Bernie Bickerstaff was the coach of the Nuggets at the time and went on SiriusXM NBA Radio Monday to talk about those days. His first reaction was that of virtually every coach who has heard or talked about Kaepernick.

“Distractions,” Bickerstaff said. “It caused a lot of distractions, and you know at that point the number of media members was not quite as resounding as it is today. But still, it was a distraction.”

Bickerstaff said he was blindsided byAbdul-Rauf’s decision, and he said they scrambled to deal with the fallout. He said he and the brain trust of the team eventually had a meeting with the guard and told him if he wanted to be on the team he had to stand for the anthem.

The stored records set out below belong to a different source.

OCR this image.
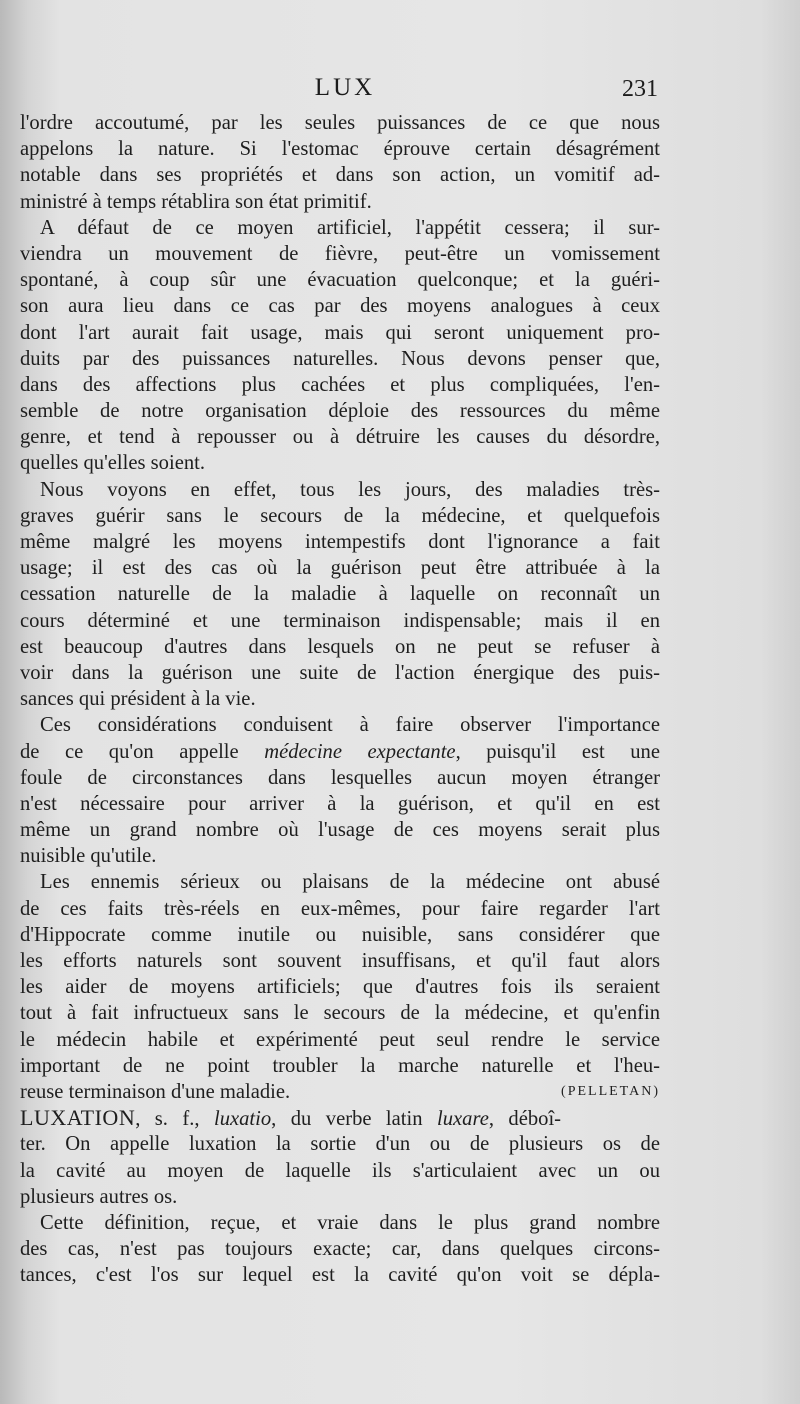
LUX	231
l'ordre accoutumé, par les seules puissances de ce que nous
appelons la nature. Si l'estomac éprouve certain désagrément
notable dans ses propriétés et dans son action, un vomitif ad-
ministré à temps rétablira son état primitif.
A défaut de ce moyen artificiel, l'appétit cessera; il sur-
viendra un mouvement de fièvre, peut-être un vomissement
spontané, à coup sûr une évacuation quelconque; et la guéri-
son aura lieu dans ce cas par des moyens analogues à ceux
dont l'art aurait fait usage, mais qui seront uniquement pro-
duits par des puissances naturelles. Nous devons penser que,
dans des affections plus cachées et plus compliquées, l'en-
semble de notre organisation déploie des ressources du même
genre, et tend à repousser ou à détruire les causes du désordre,
quelles qu'elles soient.
Nous voyons en effet, tous les jours, des maladies très-
graves guérir sans le secours de la médecine, et quelquefois
même malgré les moyens intempestifs dont l'ignorance a fait
usage; il est des cas où la guérison peut être attribuée à la
cessation naturelle de la maladie à laquelle on reconnaît un
cours déterminé et une terminaison indispensable; mais il en
est beaucoup d'autres dans lesquels on ne peut se refuser à
voir dans la guérison une suite de l'action énergique des puis-
sances qui président à la vie.
Ces considérations conduisent à faire observer l'importance
de ce qu'on appelle médecine expectante, puisqu'il est une
foule de circonstances dans lesquelles aucun moyen étranger
n'est nécessaire pour arriver à la guérison, et qu'il en est
même un grand nombre où l'usage de ces moyens serait plus
nuisible qu'utile.
Les ennemis sérieux ou plaisans de la médecine ont abusé
de ces faits très-réels en eux-mêmes, pour faire regarder l'art
d'Hippocrate comme inutile ou nuisible, sans considérer que
les efforts naturels sont souvent insuffisans, et qu'il faut alors
les aider de moyens artificiels; que d'autres fois ils seraient
tout à fait infructueux sans le secours de la médecine, et qu'enfin
le médecin habile et expérimenté peut seul rendre le service
important de ne point troubler la marche naturelle et l'heu-
reuse terminaison d'une maladie.	(PELLETAN)
LUXATION, s. f., luxatio, du verbe latin luxare, déboî-
ter. On appelle luxation la sortie d'un ou de plusieurs os de
la cavité au moyen de laquelle ils s'articulaient avec un ou
plusieurs autres os.
Cette définition, reçue, et vraie dans le plus grand nombre
des cas, n'est pas toujours exacte; car, dans quelques circons-
tances, c'est l'os sur lequel est la cavité qu'on voit se dépla-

“We had him come in, to sit down and have a conversation, and the conversation was about, the one thing that we have in this life is freedom of choice, and with that choice comes consequences. And my conversation with him was simply that one of the guys I probably admired most at that time was Muhammad Ali, because not only did he make a decision not to step forward but it was the part of it, the things that he gave up, and our message basically to (Abdul-Rauf) was ‘Hey, that’s the guy I admire. If you really feel that way then you go home, and you give us a call and let us know you’re willing to walk away from that contract, and then I can really, really, respect that…

“When he got home, we got a call and he said ‘I think I want to be on the trip.’ And that’s our understanding, if you’re on the trip, then you’re standing.”

The NBA came in with a more fair compromise.

If this were to happen again with the NBA, it would be interesting to see how Adam Silver would handle this compared to the heavy-handed David Stern.